I looked at the time display on the GPS. “Nine minutes and forty-three seconds ago. It has an audio beacon at one hundred forty-five point nine nine megahertz. I deployed it over the International Date Line near the equator, but it will be over North America pretty soon.”
“Did you do a collision assessment?”
“Within our limited means. But that’s the reason we put it out so far, you know? Way outside most of the junk in LEO. Also why I called. You guys are all about the tracking.”
“Christ on a crutch. Young lady, that’s no way to run space operations!”
“Hey, how much space debris have you guys deorbited? And I did call. You don’t want us to tell you guys when we put something up? Isn’t that what the Chinese do? If there’s a potential collision, let me know. I’ll be happy to adjust it.”
I heard a sharp intake of breath.

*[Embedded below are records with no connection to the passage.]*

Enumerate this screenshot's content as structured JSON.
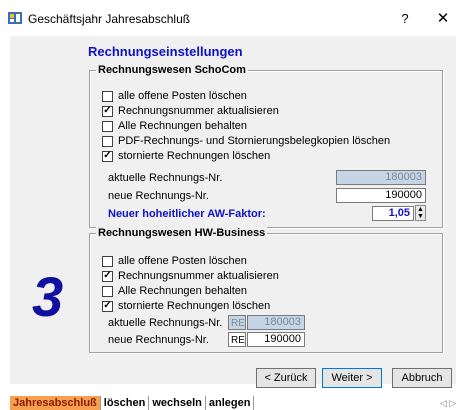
{
  "window": {
    "title": "Geschäftsjahr Jahresabschluß",
    "help": "?",
    "close": "✕"
  },
  "heading": "Rechnungseinstellungen",
  "group1": {
    "legend": "Rechnungswesen SchoCom",
    "checkboxes": [
      {
        "label": "alle offene Posten löschen",
        "checked": false
      },
      {
        "label": "Rechnungsnummer aktualisieren",
        "checked": true
      },
      {
        "label": "Alle Rechnungen behalten",
        "checked": false
      },
      {
        "label": "PDF-Rechnungs- und Stornierungsbelegkopien löschen",
        "checked": false
      },
      {
        "label": "stornierte Rechnungen löschen",
        "checked": true
      }
    ],
    "current_label": "aktuelle Rechnungs-Nr.",
    "current_value": "180003",
    "new_label": "neue Rechnungs-Nr.",
    "new_value": "190000",
    "factor_label": "Neuer hoheitlicher AW-Faktor:",
    "factor_value": "1,05"
  },
  "group2": {
    "legend": "Rechnungswesen HW-Business",
    "checkboxes": [
      {
        "label": "alle offene Posten löschen",
        "checked": false
      },
      {
        "label": "Rechnungsnummer aktualisieren",
        "checked": true
      },
      {
        "label": "Alle Rechnungen behalten",
        "checked": false
      },
      {
        "label": "stornierte Rechnungen löschen",
        "checked": true
      }
    ],
    "current_label": "aktuelle Rechnungs-Nr.",
    "current_prefix": "RE",
    "current_value": "180003",
    "new_label": "neue Rechnungs-Nr.",
    "new_prefix": "RE",
    "new_value": "190000"
  },
  "step_number": "3",
  "buttons": {
    "back": "< Zurück",
    "next": "Weiter >",
    "cancel": "Abbruch"
  },
  "tabs": [
    "Jahresabschluß",
    "löschen",
    "wechseln",
    "anlegen"
  ],
  "tab_nav": "◁ ▷"
}
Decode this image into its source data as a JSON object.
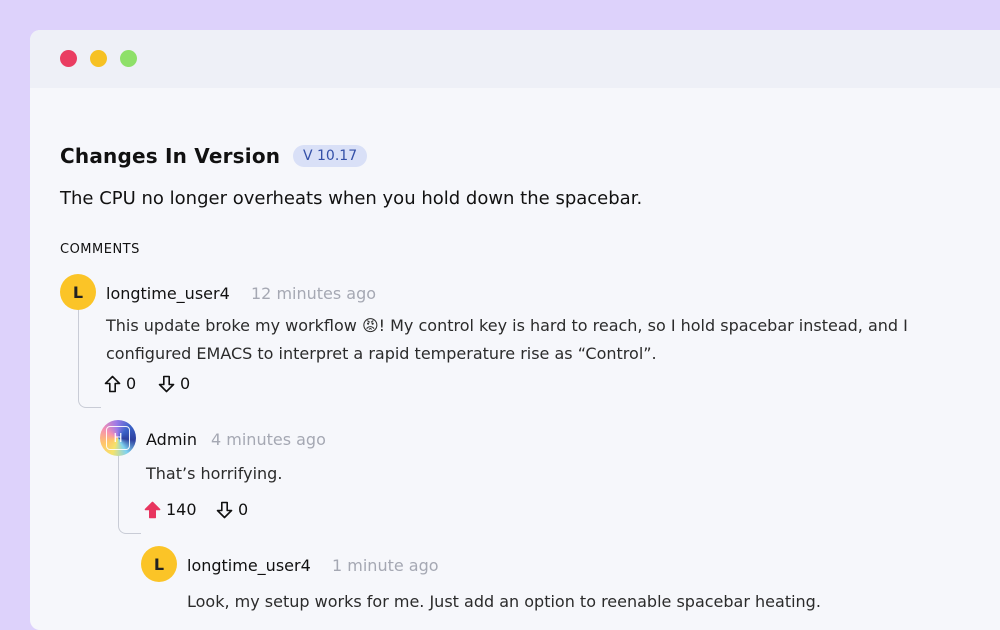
{
  "window": {
    "controls": [
      "close",
      "minimize",
      "maximize"
    ]
  },
  "header": {
    "title": "Changes In Version",
    "version": "V 10.17",
    "summary": "The CPU no longer overheats when you hold down the spacebar."
  },
  "comments_label": "COMMENTS",
  "comments": [
    {
      "avatar_letter": "L",
      "username": "longtime_user4",
      "time": "12 minutes ago",
      "line1": "This update broke my workflow 😡! My control key is hard to reach, so I hold spacebar instead, and I",
      "line2": "configured EMACS to interpret a rapid temperature rise as “Control”.",
      "upvotes": "0",
      "downvotes": "0"
    },
    {
      "avatar_letter": "H",
      "username": "Admin",
      "time": "4 minutes ago",
      "text": "That’s horrifying.",
      "upvotes": "140",
      "downvotes": "0",
      "upvoted": true,
      "upvote_color": "#e8355f"
    },
    {
      "avatar_letter": "L",
      "username": "longtime_user4",
      "time": "1 minute ago",
      "text": "Look, my setup works for me. Just add an option to reenable spacebar heating."
    }
  ]
}
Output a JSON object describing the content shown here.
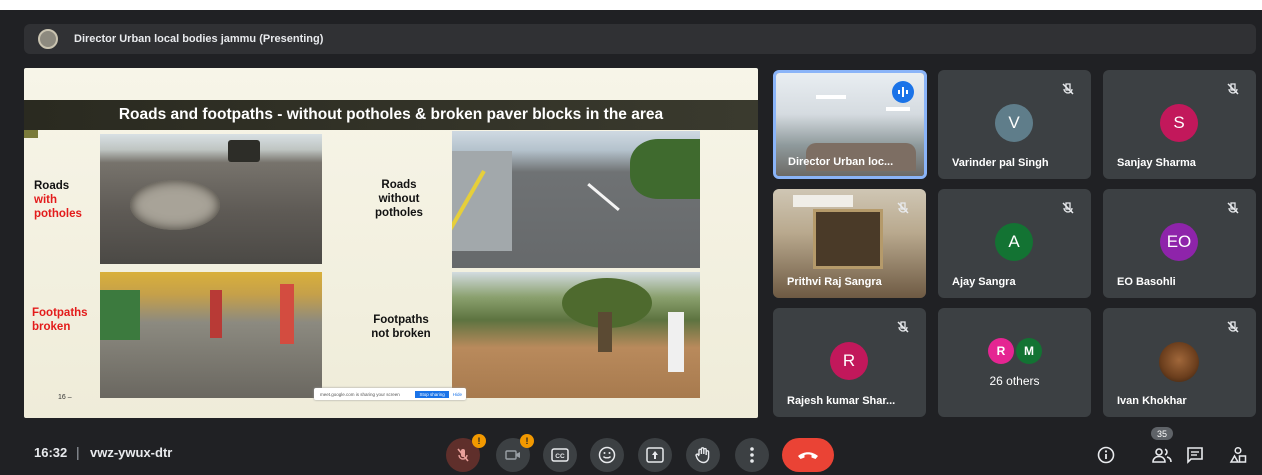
{
  "presenting": {
    "label": "Director Urban local bodies jammu (Presenting)"
  },
  "slide": {
    "title": "Roads and footpaths - without potholes & broken paver blocks in the area",
    "label_roads": "Roads",
    "label_with": "with",
    "label_potholes": "potholes",
    "label_roads_without": "Roads",
    "label_without": "without",
    "label_potholes2": "potholes",
    "label_footpaths": "Footpaths",
    "label_broken": "broken",
    "label_footpaths2": "Footpaths",
    "label_not_broken": "not broken",
    "page_number": "16 –",
    "share_text": "meet.google.com is sharing your screen",
    "share_stop": "Stop sharing",
    "share_hide": "Hide"
  },
  "participants": [
    {
      "name": "Director Urban loc...",
      "initial": "",
      "color": ""
    },
    {
      "name": "Varinder pal Singh",
      "initial": "V",
      "color": "#5f7d8a"
    },
    {
      "name": "Sanjay Sharma",
      "initial": "S",
      "color": "#c2185b"
    },
    {
      "name": "Prithvi Raj Sangra",
      "initial": "",
      "color": ""
    },
    {
      "name": "Ajay Sangra",
      "initial": "A",
      "color": "#137333"
    },
    {
      "name": "EO Basohli",
      "initial": "EO",
      "color": "#8e24aa"
    },
    {
      "name": "Rajesh kumar Shar...",
      "initial": "R",
      "color": "#c2185b"
    },
    {
      "name": "Ivan Khokhar",
      "initial": "",
      "color": ""
    }
  ],
  "others": {
    "avatar1": "R",
    "avatar2": "M",
    "label": "26 others"
  },
  "meeting": {
    "time": "16:32",
    "separator": "|",
    "code": "vwz-ywux-dtr"
  },
  "controls": {
    "mic_badge": "!",
    "cam_badge": "!",
    "people_count": "35"
  }
}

It sounded like Dad when he’s getting ready to yell. I
put my hand over the headset button, ready to hang up if he exploded, but however tempted he was, he held it together.
He sounded almost resigned when he said, “Give me as many of the orbital elements as you have.”
“I left it at two thousand ninety-seven kilometers so the semimajor axis would be—” I added Earth’s radius to the altitude. “—eight thousand four hundred seventy-one kilometers. Inclination at forty-five degrees. Eccentricity is darn close to zero. The longitude of the ascending node is approximately one hundred eighty west. Velocity was six thousand eight hundred sixty meters per second. Changes in altitude were less than three meters per second but, frankly, that’s within the error bars of my GPS.”
I heard a pen scratching as he took the numbers down. “A two-line element set would be better,” he muttered.
I knew about two-line elements but I didn’t quite understand them. They didn’t cover that in high school physics. I changed the subject.
“I’m going to remediate some more junk—you have any other problem debris?”
“Uh, I’m not at the office, but I don’t recall any pressing issues this week. You have something in mind?”
“Yes. A chunk of Cosmos 1375, if it doesn’t turn out to be too big.”
I heard him typing on his computer. “Ah. That one. We will watch your operation with interest.”
“Toodles.”
I disconnected.
Cosmos 1375 was put up just to be destroyed as part of a Soviet antisatellite test. According to my research there were fifty-six major pieces of it still in orbit. I caught up with mine as it passed 903 kilometers over the Aegean Sea.
It was like a dishwasher if a dishwasher were tumbling slowly and egg-shaped, with flattened tubing and twisted structural elements projecting at odd intervals. It was spinning slowly, perhaps once every three seconds. One hemisphere was blackened with carbon scoring while the other side was covered with torn sheets of gold foil. I think it was a fuel or oxidizer tank.
The first piece I grabbed, a section of tubing that extended out furthest, bent, twisted, and then snapped off in my hand. The tank tumbled on, only now with a slight wobble.
The next bracket I grabbed was firmly attached. The tank slowed down and I began rotating with it, or, more exactly, we started orbiting around a midpoint that corresponded with my elbow. This made me think the debris massed as much as I did, suit and all.